7. Business Continuity and Resilience (para 127 and Chapter III of RTS)
- ISO 27005 alignment gap: Recommends business continuity integration but not enforced as central.
- Upgrade: Mandate linkage to:
- Business continuity management (BCM)
- Disaster recovery testing aligned with RTO/RPO expectations for critical ICT
✅ Add: Tested and validated DR scenarios with BIA/RTO integrated in the risk treatment plan.

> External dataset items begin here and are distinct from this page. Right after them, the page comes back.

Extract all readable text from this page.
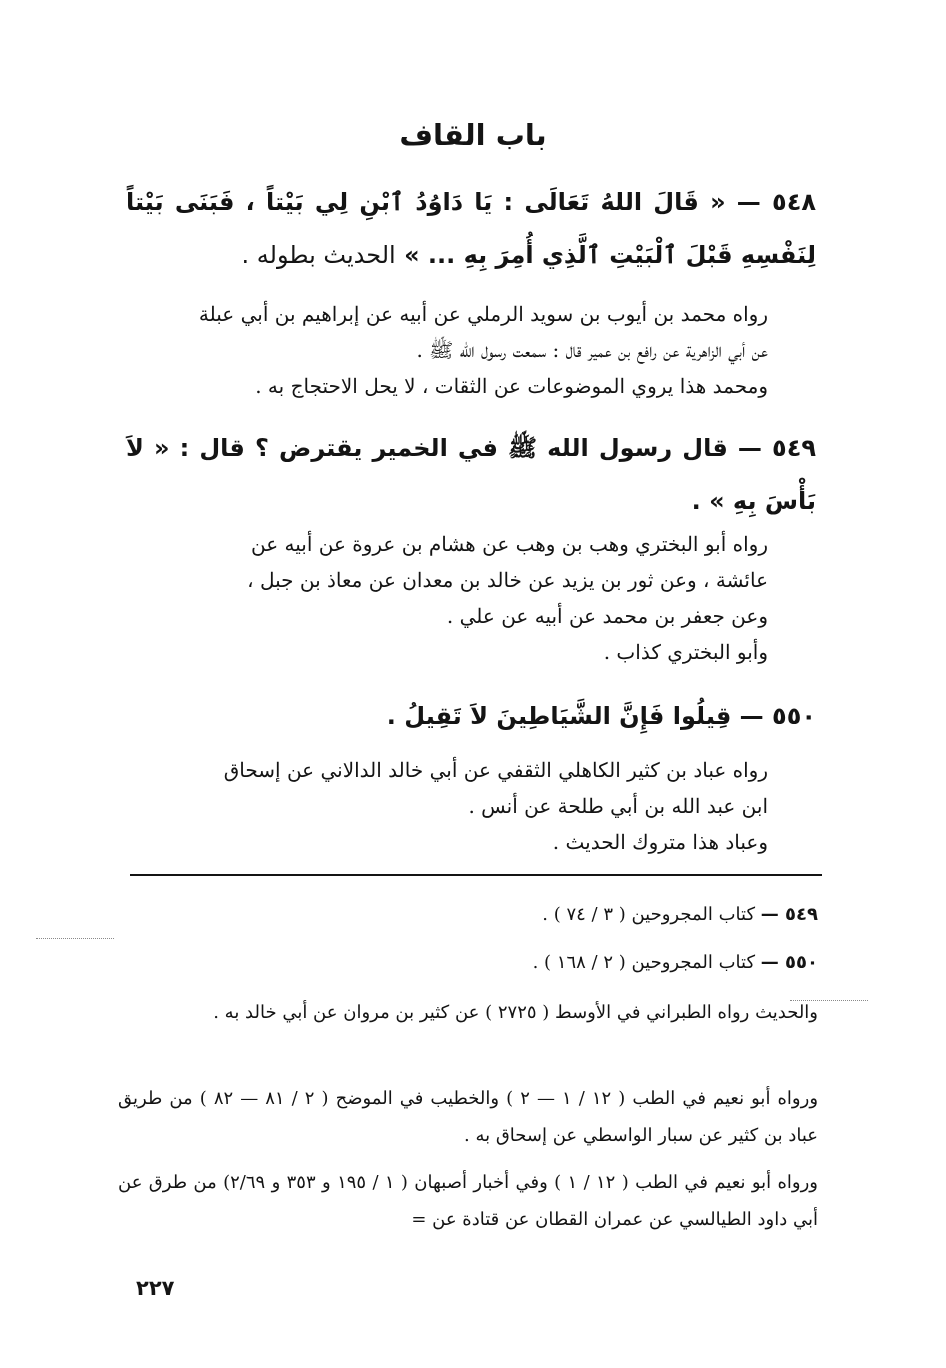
باب القاف
٥٤٨ — « قَالَ اللهُ تَعَالَى : يَا دَاوُدُ ٱبْنِ لِي بَيْتاً ، فَبَنَى بَيْتاً لِنَفْسِهِ قَبْلَ ٱلْبَيْتِ ٱلَّذِي أُمِرَ بِهِ ... » الحديث بطوله .
رواه محمد بن أيوب بن سويد الرملي عن أبيه عن إبراهيم بن أبي عبلة
عن أبي الزاهرية عن رافع بن عمير قال : سمعت رسول الله ﷺ .
ومحمد هذا يروي الموضوعات عن الثقات ، لا يحل الاحتجاج به .
٥٤٩ — قال رسول الله ﷺ في الخمير يقترض ؟ قال : « لاَ بَأْسَ بِهِ » .
رواه أبو البختري وهب بن وهب عن هشام بن عروة عن أبيه عن
عائشة ، وعن ثور بن يزيد عن خالد بن معدان عن معاذ بن جبل ،
وعن جعفر بن محمد عن أبيه عن علي .
وأبو البختري كذاب .
٥٥٠ — قِيلُوا فَإِنَّ الشَّيَاطِينَ لاَ تَقِيلُ .
رواه عباد بن كثير الكاهلي الثقفي عن أبي خالد الدالاني عن إسحاق
ابن عبد الله بن أبي طلحة عن أنس .
وعباد هذا متروك الحديث .
٥٤٩ — كتاب المجروحين ( ٣ / ٧٤ ) .
٥٥٠ — كتاب المجروحين ( ٢ / ١٦٨ ) .
والحديث رواه الطبراني في الأوسط ( ٢٧٢٥ ) عن كثير بن مروان عن أبي خالد به .
ورواه أبو نعيم في الطب ( ١٢ / ١ — ٢ ) والخطيب في الموضح ( ٢ / ٨١ — ٨٢ ) من طريق عباد بن كثير عن سبار الواسطي عن إسحاق به .
ورواه أبو نعيم في الطب ( ١٢ / ١ ) وفي أخبار أصبهان ( ١ / ١٩٥ و ٣٥٣ و ٢/٦٩) من طرق عن أبي داود الطيالسي عن عمران القطان عن قتادة عن =
٢٢٧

📌 Summary: Upgrade Checklist for ISO 27005 under DORA
DORA Element | ISO 27005 Upgrade Required? | Action |
---|---|---|
Governance and accountability | ✅ | Define management body responsibilities explicitly |
Information Security Policy | ✅ | Add DORA-oriented objectives and metrics |
ICT Asset Classification | ✅ | Implement formal criticality-based asset tiers |
Incident Triggers & Thresholds | ✅ | Document thresholds and escalation paths |
Continuous Monitoring | ✅ | Add risk indicators and risk-based alerting |
Business Continuity | ✅ | Link BIA and RTO/RPO to critical ICT risks |
Regulatory Taxonomies | ✅ | Use EBA/DORA-aligned taxonomies for risk types |
Final Takeaway
For essential ICT service providers, especially MSPs serving financial entities, the road to NIS2 compliance is just the beginning. DORA compliance isn’t a new framework—it’s an enhanced lens on your operational resilience.
Done right, extending your ISO 27001 foundation with DORA’s structured risk practices gives your business a serious edge—and earns the trust of Europe’s financial system.